Une situation de monopole où la hiérarchie de l’information à la Ouest-France vaudra désormais actualité quasi exclusive sur la Vendée. Le risque d’une seule et même « parole d’évangile » qui devrait alerter associations et syndicats. Un microcosme qui donne pourtant l’impression de faire délibérément le mort. Comme si ce dernier, échaudé par les comptes-rendus et couvertures du mouvement social souvent jugés partiels et partiaux, avait décidé de s’en remettre exclusivement à ses propres organes d’information et de diffusion… Un procès d’intention, sûrement.
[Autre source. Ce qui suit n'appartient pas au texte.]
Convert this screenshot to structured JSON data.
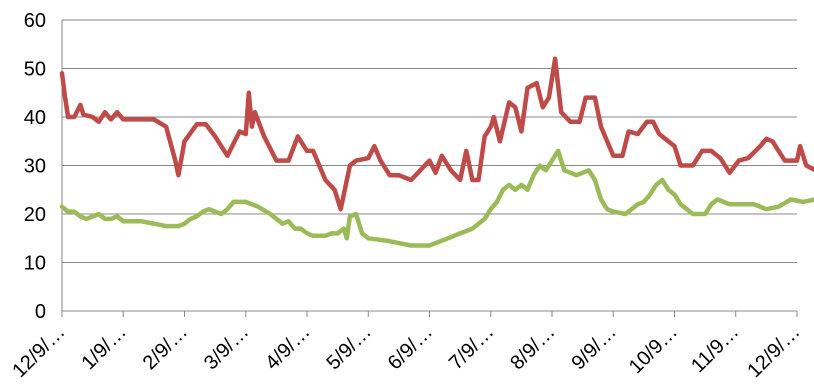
{
  "chart_data": {
    "type": "line",
    "title": "",
    "xlabel": "",
    "ylabel": "",
    "ylim": [
      0,
      60
    ],
    "yticks": [
      "0",
      "10",
      "20",
      "30",
      "40",
      "50",
      "60"
    ],
    "xtick_labels": [
      "12/9/…",
      "1/9/…",
      "2/9/…",
      "3/9/…",
      "4/9/…",
      "5/9/…",
      "6/9/…",
      "7/9/…",
      "8/9/…",
      "9/9/…",
      "10/9…",
      "11/9…",
      "12/9/…"
    ],
    "grid": "horizontal",
    "legend": "none",
    "x_period_units": "months from first tick",
    "series": [
      {
        "color": "#be4b48",
        "points": [
          [
            0.0,
            49
          ],
          [
            0.05,
            44
          ],
          [
            0.1,
            40
          ],
          [
            0.2,
            40
          ],
          [
            0.3,
            42.5
          ],
          [
            0.35,
            40.5
          ],
          [
            0.5,
            40
          ],
          [
            0.6,
            39
          ],
          [
            0.7,
            41
          ],
          [
            0.8,
            39.5
          ],
          [
            0.9,
            41
          ],
          [
            1.0,
            39.5
          ],
          [
            1.5,
            39.5
          ],
          [
            1.7,
            38
          ],
          [
            1.85,
            31
          ],
          [
            1.9,
            28
          ],
          [
            2.0,
            35
          ],
          [
            2.2,
            38.5
          ],
          [
            2.35,
            38.5
          ],
          [
            2.5,
            36
          ],
          [
            2.7,
            32
          ],
          [
            2.9,
            37
          ],
          [
            3.0,
            36.5
          ],
          [
            3.05,
            45
          ],
          [
            3.1,
            38
          ],
          [
            3.15,
            41
          ],
          [
            3.3,
            36
          ],
          [
            3.5,
            31
          ],
          [
            3.7,
            31
          ],
          [
            3.85,
            36
          ],
          [
            4.0,
            33
          ],
          [
            4.1,
            33
          ],
          [
            4.3,
            27
          ],
          [
            4.45,
            25
          ],
          [
            4.55,
            21
          ],
          [
            4.7,
            30
          ],
          [
            4.8,
            31
          ],
          [
            5.0,
            31.5
          ],
          [
            5.1,
            34
          ],
          [
            5.2,
            31
          ],
          [
            5.35,
            28
          ],
          [
            5.5,
            28
          ],
          [
            5.7,
            27
          ],
          [
            5.85,
            29
          ],
          [
            6.0,
            31
          ],
          [
            6.1,
            28.5
          ],
          [
            6.2,
            32
          ],
          [
            6.35,
            29
          ],
          [
            6.5,
            27
          ],
          [
            6.6,
            33
          ],
          [
            6.7,
            27
          ],
          [
            6.8,
            27
          ],
          [
            6.9,
            36
          ],
          [
            7.0,
            38
          ],
          [
            7.05,
            40
          ],
          [
            7.15,
            35
          ],
          [
            7.3,
            43
          ],
          [
            7.4,
            42
          ],
          [
            7.5,
            37
          ],
          [
            7.6,
            46
          ],
          [
            7.75,
            47
          ],
          [
            7.85,
            42
          ],
          [
            7.95,
            44
          ],
          [
            8.05,
            52
          ],
          [
            8.15,
            41
          ],
          [
            8.3,
            39
          ],
          [
            8.45,
            39
          ],
          [
            8.55,
            44
          ],
          [
            8.7,
            44
          ],
          [
            8.8,
            38
          ],
          [
            9.0,
            32
          ],
          [
            9.15,
            32
          ],
          [
            9.25,
            37
          ],
          [
            9.4,
            36.5
          ],
          [
            9.55,
            39
          ],
          [
            9.65,
            39
          ],
          [
            9.75,
            36.5
          ],
          [
            9.9,
            35
          ],
          [
            10.0,
            34
          ],
          [
            10.1,
            30
          ],
          [
            10.3,
            30
          ],
          [
            10.45,
            33
          ],
          [
            10.6,
            33
          ],
          [
            10.75,
            31.5
          ],
          [
            10.9,
            28.5
          ],
          [
            11.05,
            31
          ],
          [
            11.2,
            31.5
          ],
          [
            11.4,
            34
          ],
          [
            11.5,
            35.5
          ],
          [
            11.6,
            35
          ],
          [
            11.7,
            33
          ],
          [
            11.8,
            31
          ],
          [
            11.9,
            31
          ],
          [
            12.0,
            31
          ],
          [
            12.05,
            34
          ],
          [
            12.15,
            30
          ],
          [
            12.3,
            29
          ],
          [
            12.4,
            28
          ],
          [
            12.5,
            29.5
          ],
          [
            12.6,
            28
          ],
          [
            12.75,
            27
          ],
          [
            12.9,
            27
          ],
          [
            13.0,
            26
          ],
          [
            13.1,
            28
          ],
          [
            13.2,
            25
          ],
          [
            13.35,
            27
          ],
          [
            13.45,
            26
          ],
          [
            13.6,
            25
          ],
          [
            13.7,
            24
          ],
          [
            13.8,
            22.5
          ],
          [
            14.0,
            23.5
          ],
          [
            14.1,
            23
          ],
          [
            14.2,
            23
          ],
          [
            14.3,
            24
          ],
          [
            14.4,
            23
          ],
          [
            14.5,
            23.5
          ],
          [
            14.6,
            22.5
          ],
          [
            14.7,
            23
          ],
          [
            14.8,
            22.5
          ],
          [
            14.9,
            23
          ],
          [
            15.0,
            24
          ],
          [
            15.2,
            25
          ],
          [
            15.35,
            24.5
          ],
          [
            15.5,
            24.5
          ],
          [
            15.55,
            29
          ],
          [
            15.65,
            25
          ],
          [
            15.75,
            27.5
          ],
          [
            15.85,
            24
          ],
          [
            15.95,
            26.5
          ],
          [
            16.05,
            22.5
          ],
          [
            16.15,
            26
          ],
          [
            16.3,
            24
          ],
          [
            16.4,
            25
          ],
          [
            16.5,
            23
          ],
          [
            16.6,
            25
          ],
          [
            16.7,
            24
          ],
          [
            16.8,
            25
          ],
          [
            16.9,
            28
          ],
          [
            16.95,
            23
          ],
          [
            17.05,
            27.5
          ],
          [
            17.15,
            25
          ],
          [
            17.2,
            24
          ]
        ]
      },
      {
        "color": "#9bbb59",
        "points": [
          [
            0.0,
            21.5
          ],
          [
            0.1,
            20.5
          ],
          [
            0.2,
            20.5
          ],
          [
            0.3,
            19.5
          ],
          [
            0.4,
            19
          ],
          [
            0.5,
            19.5
          ],
          [
            0.6,
            20
          ],
          [
            0.7,
            19
          ],
          [
            0.8,
            19
          ],
          [
            0.9,
            19.5
          ],
          [
            1.0,
            18.5
          ],
          [
            1.3,
            18.5
          ],
          [
            1.5,
            18
          ],
          [
            1.7,
            17.5
          ],
          [
            1.9,
            17.5
          ],
          [
            2.0,
            18
          ],
          [
            2.1,
            19
          ],
          [
            2.2,
            19.5
          ],
          [
            2.3,
            20.5
          ],
          [
            2.4,
            21
          ],
          [
            2.5,
            20.5
          ],
          [
            2.6,
            20
          ],
          [
            2.7,
            21
          ],
          [
            2.8,
            22.5
          ],
          [
            3.0,
            22.5
          ],
          [
            3.2,
            21.5
          ],
          [
            3.4,
            20
          ],
          [
            3.5,
            19
          ],
          [
            3.6,
            18
          ],
          [
            3.7,
            18.5
          ],
          [
            3.8,
            17
          ],
          [
            3.9,
            17
          ],
          [
            4.0,
            16
          ],
          [
            4.1,
            15.5
          ],
          [
            4.3,
            15.5
          ],
          [
            4.4,
            16
          ],
          [
            4.5,
            16
          ],
          [
            4.6,
            17
          ],
          [
            4.65,
            15
          ],
          [
            4.7,
            19.5
          ],
          [
            4.8,
            20
          ],
          [
            4.9,
            16
          ],
          [
            5.0,
            15
          ],
          [
            5.3,
            14.5
          ],
          [
            5.5,
            14
          ],
          [
            5.7,
            13.5
          ],
          [
            6.0,
            13.5
          ],
          [
            6.2,
            14.5
          ],
          [
            6.3,
            15
          ],
          [
            6.5,
            16
          ],
          [
            6.6,
            16.5
          ],
          [
            6.7,
            17
          ],
          [
            6.9,
            19
          ],
          [
            7.0,
            21
          ],
          [
            7.1,
            22.5
          ],
          [
            7.2,
            25
          ],
          [
            7.3,
            26
          ],
          [
            7.4,
            25
          ],
          [
            7.5,
            26
          ],
          [
            7.6,
            25
          ],
          [
            7.7,
            28
          ],
          [
            7.8,
            30
          ],
          [
            7.9,
            29
          ],
          [
            8.0,
            31
          ],
          [
            8.1,
            33
          ],
          [
            8.2,
            29
          ],
          [
            8.4,
            28
          ],
          [
            8.6,
            29
          ],
          [
            8.7,
            27
          ],
          [
            8.8,
            23
          ],
          [
            8.9,
            21
          ],
          [
            9.0,
            20.5
          ],
          [
            9.2,
            20
          ],
          [
            9.3,
            21
          ],
          [
            9.4,
            22
          ],
          [
            9.5,
            22.5
          ],
          [
            9.6,
            24
          ],
          [
            9.7,
            26
          ],
          [
            9.8,
            27
          ],
          [
            9.9,
            25
          ],
          [
            10.0,
            24
          ],
          [
            10.1,
            22
          ],
          [
            10.2,
            21
          ],
          [
            10.3,
            20
          ],
          [
            10.5,
            20
          ],
          [
            10.6,
            22
          ],
          [
            10.7,
            23
          ],
          [
            10.9,
            22
          ],
          [
            11.1,
            22
          ],
          [
            11.3,
            22
          ],
          [
            11.5,
            21
          ],
          [
            11.7,
            21.5
          ],
          [
            11.9,
            23
          ],
          [
            12.1,
            22.5
          ],
          [
            12.3,
            23
          ],
          [
            12.5,
            22
          ],
          [
            12.7,
            21
          ],
          [
            12.9,
            21
          ],
          [
            13.1,
            20.5
          ],
          [
            13.3,
            21
          ],
          [
            13.5,
            21.5
          ],
          [
            13.7,
            22.5
          ],
          [
            13.9,
            22.5
          ],
          [
            14.1,
            22.5
          ],
          [
            14.2,
            21
          ],
          [
            14.4,
            21
          ],
          [
            14.6,
            20
          ],
          [
            14.8,
            20
          ],
          [
            15.0,
            20
          ],
          [
            15.2,
            20
          ],
          [
            15.3,
            20
          ],
          [
            15.35,
            14.5
          ],
          [
            15.5,
            14.5
          ],
          [
            15.7,
            14.5
          ],
          [
            15.9,
            14.5
          ],
          [
            16.1,
            14.5
          ],
          [
            16.3,
            14.5
          ],
          [
            16.4,
            13.5
          ],
          [
            16.5,
            12.5
          ],
          [
            16.6,
            13.5
          ],
          [
            16.7,
            14
          ],
          [
            16.8,
            14.5
          ],
          [
            17.0,
            14.5
          ],
          [
            17.2,
            14.5
          ]
        ]
      }
    ]
  }
}
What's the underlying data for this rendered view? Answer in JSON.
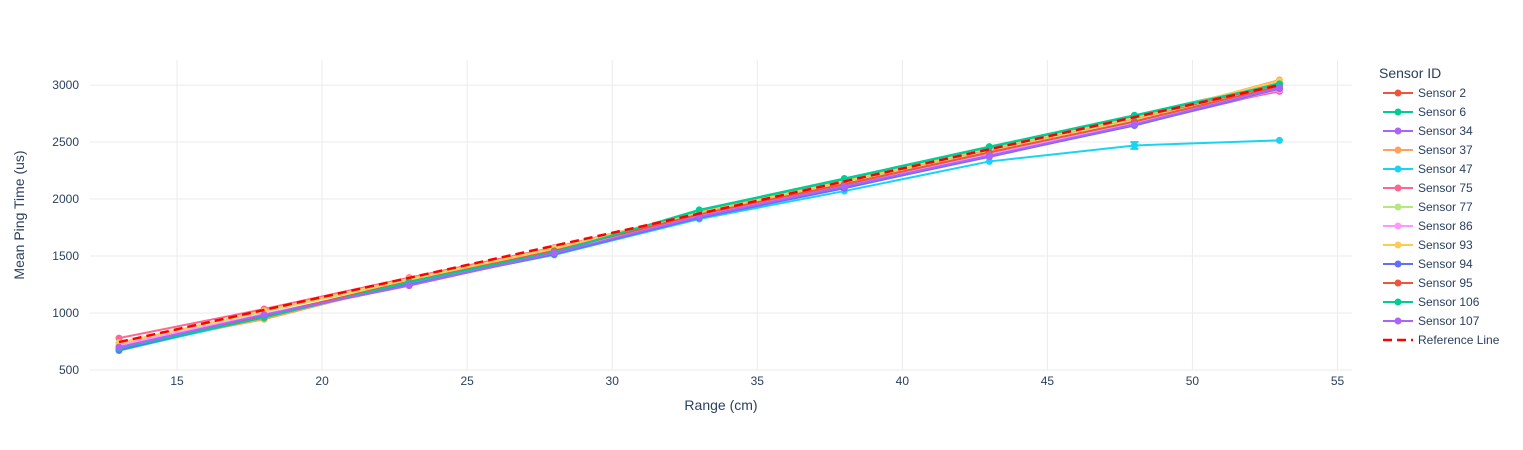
{
  "chart_data": {
    "type": "line",
    "title": "",
    "xlabel": "Range (cm)",
    "ylabel": "Mean Ping Time (us)",
    "xlim": [
      12.0,
      55.5
    ],
    "ylim": [
      500,
      3220
    ],
    "xticks": [
      15,
      20,
      25,
      30,
      35,
      40,
      45,
      50,
      55
    ],
    "yticks": [
      500,
      1000,
      1500,
      2000,
      2500,
      3000
    ],
    "grid": true,
    "legend": {
      "title": "Sensor ID",
      "position": "right"
    },
    "x": [
      13,
      18,
      23,
      28,
      33,
      38,
      43,
      48,
      53
    ],
    "series": [
      {
        "name": "Sensor 2",
        "color": "#EF553B",
        "values": [
          700,
          965,
          1280,
          1545,
          1870,
          2155,
          2430,
          2700,
          3000
        ]
      },
      {
        "name": "Sensor 6",
        "color": "#00CC96",
        "values": [
          680,
          955,
          1265,
          1530,
          1905,
          2180,
          2460,
          2735,
          3020
        ]
      },
      {
        "name": "Sensor 34",
        "color": "#AB63FA",
        "values": [
          690,
          975,
          1245,
          1520,
          1840,
          2100,
          2370,
          2650,
          2955
        ]
      },
      {
        "name": "Sensor 37",
        "color": "#FFA15A",
        "values": [
          700,
          945,
          1270,
          1550,
          1880,
          2145,
          2440,
          2700,
          3045
        ]
      },
      {
        "name": "Sensor 47",
        "color": "#19D3F3",
        "values": [
          670,
          965,
          1260,
          1510,
          1825,
          2070,
          2330,
          2470,
          2515
        ]
      },
      {
        "name": "Sensor 75",
        "color": "#FF6692",
        "values": [
          780,
          1035,
          1310,
          1575,
          1880,
          2120,
          2400,
          2690,
          2945
        ]
      },
      {
        "name": "Sensor 77",
        "color": "#B6E880",
        "values": [
          740,
          1010,
          1290,
          1570,
          1870,
          2140,
          2420,
          2690,
          2990
        ]
      },
      {
        "name": "Sensor 86",
        "color": "#FF97FF",
        "values": [
          720,
          990,
          1255,
          1555,
          1850,
          2110,
          2390,
          2670,
          2960
        ]
      },
      {
        "name": "Sensor 93",
        "color": "#FECB52",
        "values": [
          735,
          1020,
          1300,
          1565,
          1890,
          2160,
          2445,
          2715,
          3035
        ]
      },
      {
        "name": "Sensor 94",
        "color": "#636EFA",
        "values": [
          675,
          975,
          1250,
          1515,
          1835,
          2095,
          2375,
          2645,
          2970
        ]
      },
      {
        "name": "Sensor 95",
        "color": "#EF553B",
        "values": [
          700,
          980,
          1275,
          1545,
          1865,
          2130,
          2410,
          2680,
          2990
        ]
      },
      {
        "name": "Sensor 106",
        "color": "#00CC96",
        "values": [
          690,
          960,
          1270,
          1535,
          1900,
          2175,
          2455,
          2730,
          3010
        ]
      },
      {
        "name": "Sensor 107",
        "color": "#AB63FA",
        "values": [
          700,
          985,
          1240,
          1525,
          1845,
          2110,
          2380,
          2655,
          2975
        ]
      }
    ],
    "reference_line": {
      "name": "Reference Line",
      "color": "#FF0000",
      "dash": "dash",
      "x": [
        13,
        53
      ],
      "values": [
        745,
        3000
      ]
    },
    "error_bars": {
      "series": "Sensor 47",
      "x": 48,
      "value": 2470,
      "error": 30
    }
  }
}
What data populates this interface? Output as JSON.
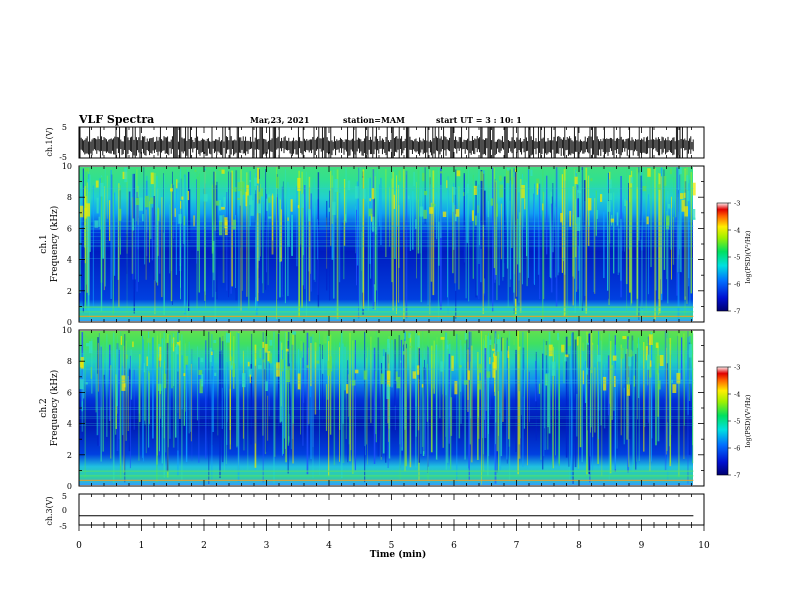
{
  "header": {
    "title": "VLF Spectra",
    "date": "Mar,23, 2021",
    "station": "station=MAM",
    "start_ut": "start UT =   3 : 10: 1"
  },
  "chart_data": [
    {
      "type": "line",
      "panel": "ch1-waveform",
      "ylabel": "ch.1(V)",
      "ylim": [
        -5,
        5
      ],
      "yticks": [
        "5",
        "-5"
      ],
      "description_values": {
        "x_range_min": [
          0,
          9.83
        ],
        "amplitude_range_V": [
          -5,
          5
        ]
      }
    },
    {
      "type": "heatmap",
      "panel": "ch1-spectrogram",
      "ylabel": "ch.1\nFrequency (kHz)",
      "ylim": [
        0,
        10
      ],
      "yticks": [
        "0",
        "2",
        "4",
        "6",
        "8",
        "10"
      ],
      "colorbar": {
        "label": "log(PSD)(V²/Hz)",
        "range": [
          -7,
          -3
        ],
        "ticks": [
          "-3",
          "-4",
          "-5",
          "-6",
          "-7"
        ]
      },
      "x_range_min": [
        0,
        9.83
      ]
    },
    {
      "type": "heatmap",
      "panel": "ch2-spectrogram",
      "ylabel": "ch.2\nFrequency (kHz)",
      "ylim": [
        0,
        10
      ],
      "yticks": [
        "0",
        "2",
        "4",
        "6",
        "8",
        "10"
      ],
      "colorbar": {
        "label": "log(PSD)(V²/Hz)",
        "range": [
          -7,
          -3
        ],
        "ticks": [
          "-3",
          "-4",
          "-5",
          "-6",
          "-7"
        ]
      },
      "x_range_min": [
        0,
        9.83
      ]
    },
    {
      "type": "line",
      "panel": "ch3-waveform",
      "ylabel": "ch.3(V)",
      "ylim": [
        -5,
        5
      ],
      "yticks": [
        "5",
        "0",
        "-5"
      ],
      "series": [
        {
          "values": [
            -2,
            -2
          ]
        }
      ],
      "x": [
        0,
        9.83
      ]
    }
  ],
  "xaxis": {
    "label": "Time (min)",
    "range": [
      0,
      10
    ],
    "ticks": [
      "0",
      "1",
      "2",
      "3",
      "4",
      "5",
      "6",
      "7",
      "8",
      "9",
      "10"
    ]
  },
  "labels": {
    "ch1_wave": "ch.1(V)",
    "ch1_spec_a": "ch.1",
    "ch1_spec_b": "Frequency (kHz)",
    "ch2_spec_a": "ch.2",
    "ch2_spec_b": "Frequency (kHz)",
    "ch3_wave": "ch.3(V)",
    "cbar": "log(PSD)(V²/Hz)"
  }
}
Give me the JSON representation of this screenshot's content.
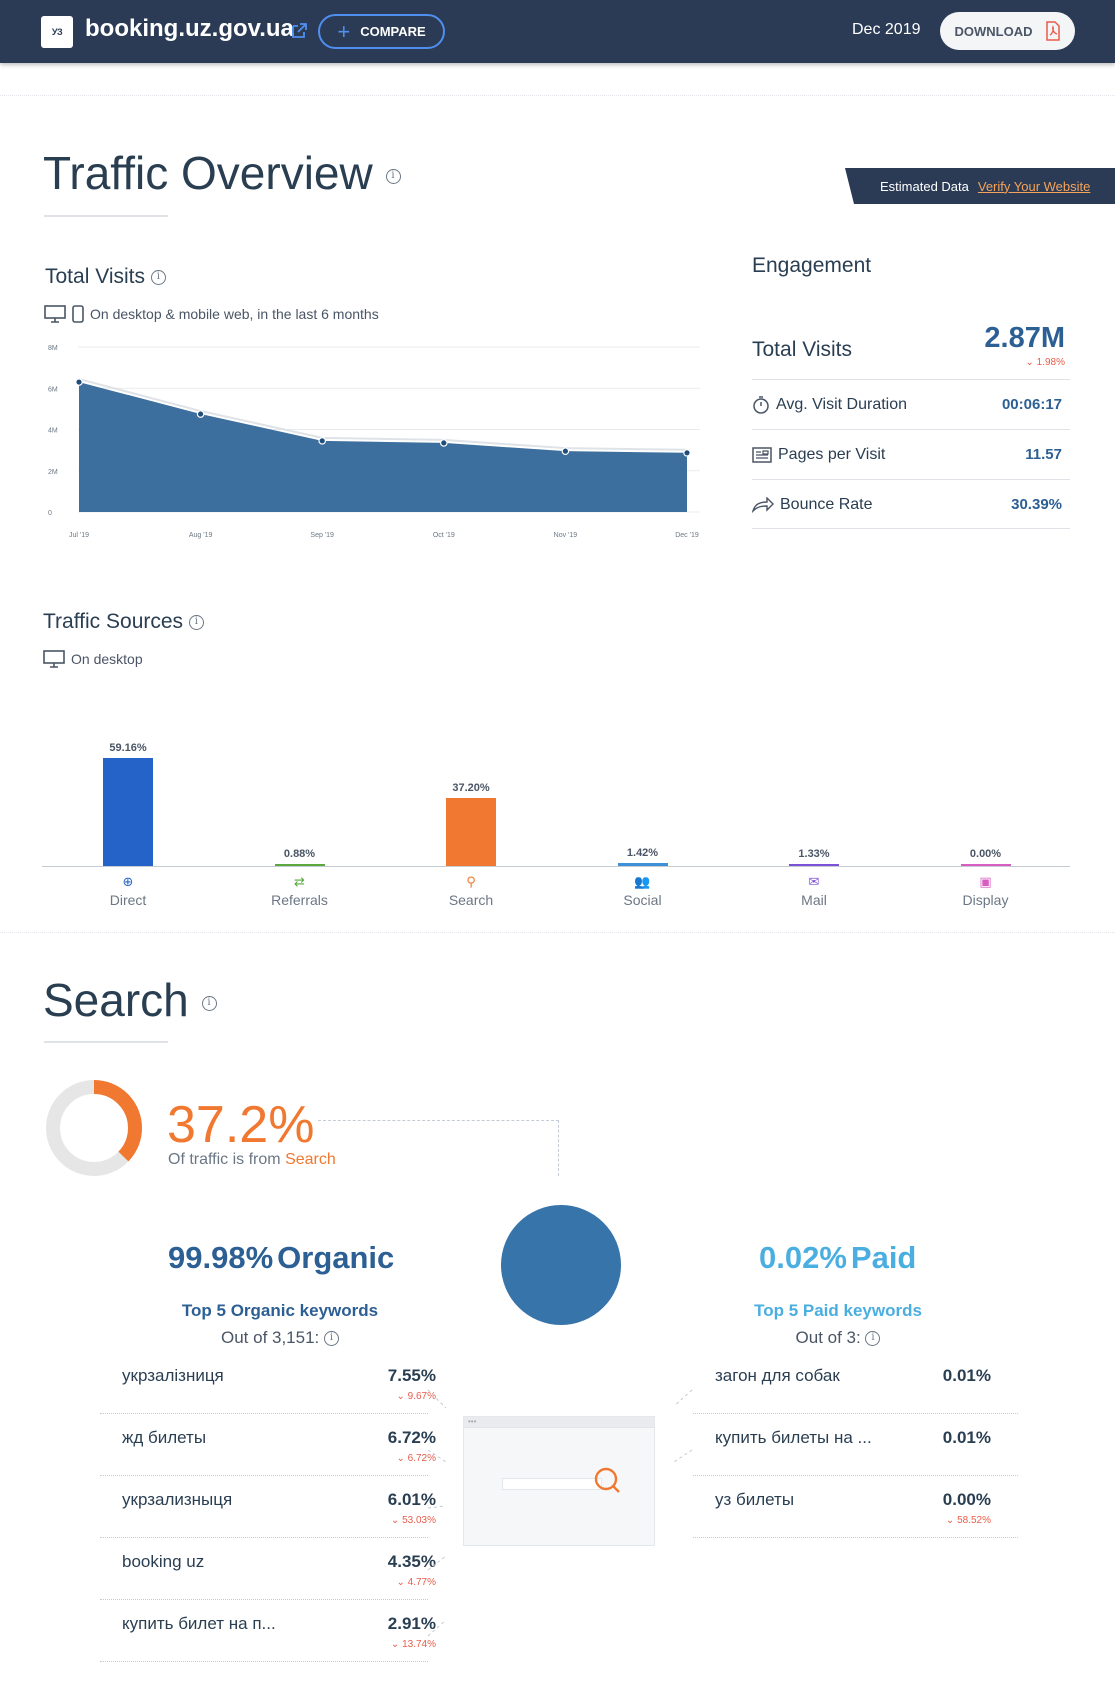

Un silence qui en dit malgré tout beaucoup sur la défiance de la presse dite classique par de plus en plus d’acteurs sociaux et associatifs.
Pourtant, personne n’est dupe. Au-delà du simple « tirage de bourre » entre collègues, des « coups » réalisés ici ou là par telle plume, cette disparition, avant d’être effective, profite déjà à ce qu’on appelle l’information institutionnelle. Une mort annoncée pour un énorme boulevard ouvert aux journaux types La Roche mag ou le Journal de la Vendée. Un gratuit, déjà ancré dans la tête des Vendéens comme étant un bimensuel d’actualité, qui n’avait pas besoin de cela pour s’étendre et faire prospérer ses idées. L’enterrement de Vendée Mat’ est proche et personne ne pleure. Le temps des larmes viendra malheureusement bien assez tôt…
Le Sans-Culotte 85 br>
– Cet article est une synthèse d’un article paru sur le site du Sans-Culotte 85 et d’un article publié dans le n° de mai 2008 du journal.